Date: 2009-03-09 05:03 am (UTC)
From: [identity profile] maryread.livejournal.com
OMG that's addictive. Twenty years of schoolin and they put you on the day shift...

Some nice paintings in there that I've never seen. Some need cleaning, where ever they are IRL. It's vaguely educational! I certainly don't know the Asian artists at all.

Date: 2009-03-09 05:27 am (UTC)
From: [identity profile] maryread.livejournal.com
Lotta this vocabulary is French. Buncha technical latin too. But some, I gotta wonder, who USES these words?

Date: 2009-03-09 06:52 am (UTC)
From: [identity profile] don-fitch.livejournal.com
I often speculate about the people who select these words. The group apparently includes a zoological taxonomist, a botanist, maybe a geologist, probably at least three high-scoring/ranking members of the Society for Creative Anachronism, and a scholar of Elizabethan English literature & drama.

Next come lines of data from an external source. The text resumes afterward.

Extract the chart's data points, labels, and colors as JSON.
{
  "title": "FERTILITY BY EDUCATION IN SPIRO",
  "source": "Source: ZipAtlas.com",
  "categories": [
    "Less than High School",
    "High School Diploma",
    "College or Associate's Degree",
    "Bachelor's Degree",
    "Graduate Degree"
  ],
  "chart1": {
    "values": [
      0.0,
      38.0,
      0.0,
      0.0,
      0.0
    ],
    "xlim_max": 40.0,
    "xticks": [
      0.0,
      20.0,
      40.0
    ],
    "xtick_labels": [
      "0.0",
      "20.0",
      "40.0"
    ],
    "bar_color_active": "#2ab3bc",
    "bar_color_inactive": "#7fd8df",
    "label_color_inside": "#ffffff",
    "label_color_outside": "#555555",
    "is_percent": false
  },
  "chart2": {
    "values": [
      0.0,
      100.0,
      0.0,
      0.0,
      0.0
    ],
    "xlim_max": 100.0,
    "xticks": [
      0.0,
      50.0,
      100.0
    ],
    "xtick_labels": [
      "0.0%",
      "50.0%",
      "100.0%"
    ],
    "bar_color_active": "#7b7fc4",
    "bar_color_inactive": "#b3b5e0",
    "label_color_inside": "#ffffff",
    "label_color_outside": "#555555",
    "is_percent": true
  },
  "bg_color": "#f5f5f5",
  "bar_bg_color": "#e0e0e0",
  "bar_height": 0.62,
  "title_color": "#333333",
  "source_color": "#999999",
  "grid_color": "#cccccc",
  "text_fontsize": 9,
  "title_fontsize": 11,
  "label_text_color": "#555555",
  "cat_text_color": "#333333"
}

And, yeah, unlike, say, Anu Garg's "A Word A Day" e-letter/site, this one doesn't feature very many words that might possibly be used in conversation with members of s-f Fandom.

Date: 2009-03-10 01:56 am (UTC)
From: [identity profile] shikzoid.livejournal.com
Really? I saw quite a few words I wouldn't have known if I hadn't been hanging around fandom.

Date: 2009-03-10 04:07 am (UTC)
From: [identity profile] don-fitch.livejournal.com
Oops! Yes. I should've said "...very few new-to-me words...". And quite a few of the rare words I did get seem to have been learned though the fandom/SCA overlap. But, basically, Free Rice expands my recognition vocabulary much more than my use one.

Date: 2009-03-09 05:17 am (UTC)
From: [identity profile] vgqn.livejournal.com
What fun! Though I'm astonished at how well I was doing at the paintings by just guessing at quite a number of those. Not sure what that means.

Date: 2009-03-09 05:40 am (UTC)
From: [identity profile] ladyjestocost.livejournal.com
What's with all the Impressionists?

Date: 2009-03-09 05:05 pm (UTC)
ext_28681: (Default)
From: [identity profile] akirlu.livejournal.com
I can never figure out the way they pick vocabulary, either, so I couldn't tell you. Maybe they feel they tend to be more famous than some other periods?

Date: 2009-03-09 06:24 am (UTC)
tysolna: (bookshop)
From: [personal profile] tysolna
It's definitely gotten harder, I can't get past 41 either. But it helps having read Shakespeare, it seems.

Date: 2009-03-09 07:11 pm (UTC)
From: [identity profile] frandowdsofa.livejournal.com
Oooh ta, I haven't played that for yonks, and it looks much more fun now!